About 25km (15 miles) southeast of Da Nang and near the coast, the ancient town Hoi An nestlese on the banks of the Thu Bon River, a few kilometres inland from the coast. This charming old town was once a flourishing port and meeting place of East and West, in what was centrel Dai Viet under the Nguyen lords. Hoi An appeared in western travelogues in the 17th and 18th centuries as Faifo or Hai Po. Originally a sea port in the Champa kingdom and known as Dai Chien, by the 15th century it had become a coastal Vietnamese town under the Tran dynasty.
At the beginning of the 16th Century, the Portuguese came to explore the coast of Hoi An. Then came the Chinese, Japanese, Dutch, British and French. With them came the first missionaries - Italian, Portuguese, French, Spanish. Among them was Alexander of Rhodes, who adopted the Roman alphabet for the Vietnamese language.

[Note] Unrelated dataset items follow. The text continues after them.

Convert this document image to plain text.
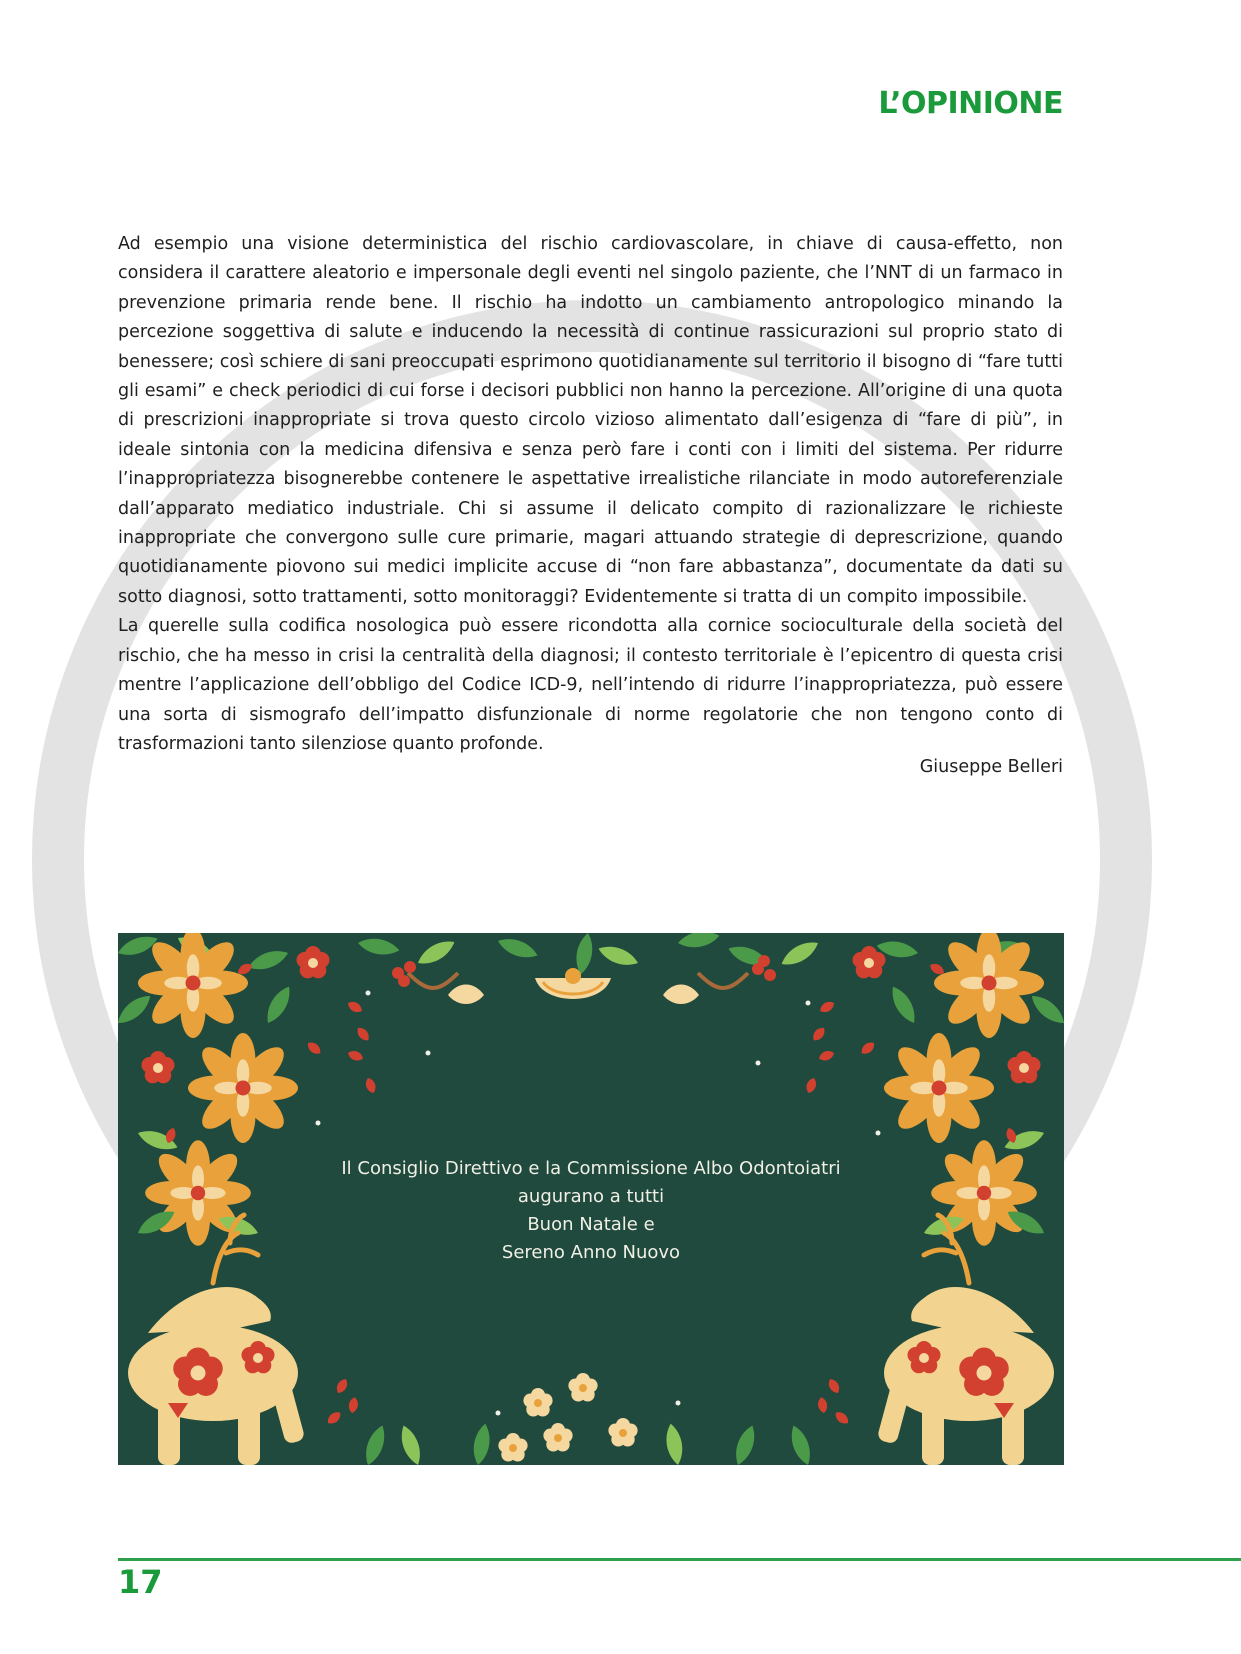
L’OPINIONE

Ad esempio una visione deterministica del rischio cardiovascolare, in chiave di causa-effetto, non considera il carattere aleatorio e impersonale degli eventi nel singolo paziente, che l’NNT di un farmaco in prevenzione primaria rende bene. Il rischio ha indotto un cambiamento antropologico minando la percezione soggettiva di salute e inducendo la necessità di continue rassicurazioni sul proprio stato di benessere; così schiere di sani preoccupati esprimono quotidianamente sul territorio il bisogno di “fare tutti gli esami” e check periodici di cui forse i decisori pubblici non hanno la percezione. All’origine di una quota di prescrizioni inappropriate si trova questo circolo vizioso alimentato dall’esigenza di “fare di più”, in ideale sintonia con la medicina difensiva e senza però fare i conti con i limiti del sistema. Per ridurre l’inappropriatezza bisognerebbe contenere le aspettative irrealistiche rilanciate in modo autoreferenziale dall’apparato mediatico industriale. Chi si assume il delicato compito di razionalizzare le richieste inappropriate che convergono sulle cure primarie, magari attuando strategie di deprescrizione, quando quotidianamente piovono sui medici implicite accuse di “non fare abbastanza”, documentate da dati su sotto diagnosi, sotto trattamenti, sotto monitoraggi? Evidentemente si tratta di un compito impossibile.

La querelle sulla codifica nosologica può essere ricondotta alla cornice socioculturale della società del rischio, che ha messo in crisi la centralità della diagnosi; il contesto territoriale è l’epicentro di questa crisi mentre l’applicazione dell’obbligo del Codice ICD-9, nell’intendo di ridurre l’inappropriatezza, può essere una sorta di sismografo dell’impatto disfunzionale di norme regolatorie che non tengono conto di trasformazioni tanto silenziose quanto profonde.

Giuseppe Belleri
Il Consiglio Direttivo e la Commissione Albo Odontoiatri
augurano a tutti
Buon Natale e
Sereno Anno Nuovo
17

For several centuries, Hoi An was one of the most important trading ports in Southeast Asia and an important centre of cultural exchange between East and West. By the beginning of the 19th century, Hoi An's soical and physical environment had changed drastically. The conflict between the Trinh and Nguyen lords and the Tay Son caused Hoi An considerable damage. Moreover, rivers changed course as the mouth of the Thu Bon silted up and prevented the flow of sea traffic. Another port was built at the mouth of Song Han - Da Nang, replacing Hoi An as the centre of trade.
Today, Hoi An is a quiet town of about 120,000 people - 12,000 of them living in the old quarter that has been restored an renovated as something of a historical showpiece for tourists. Many of the older homes, buillt with wood beams, carved doors and airy, open rooms, have been turned into souvenir shops fronting as museums.
In the early 1980s, UNESCO and the Polish government took the initiative and funded a restoration programme to classify and safeguard Hoi An's ancient quarters and historic monuments. Unfortunately many of Hoi An's monuments are threatened by yearly floods (mainly between October and November) when water spills over the river banks and submerges some streets in two to three metres of water. Hoi An is today a UNESCO World Heritage Site (www.hoianworldheritage.org). An admission ticket of 75,000 dong gains you entry to all its old streets, one each of the three museums and assembly halls, one of the four old houses, a traditinal music concert and a temple. The sites are open daily from 7am to 6pm.
Hoi An has become a popular tourist spot. In fact, older residents worry that the very thing that makes Hoi An attractive - its quiet charm - is being ruined. People will kindly invite visitors into their homes to look at the architecture, but some locals demand a donation. Today, in the old part of town, nearly 80 percent of the people derive their income from tourism. The rest of the residents work primarily as fishermen.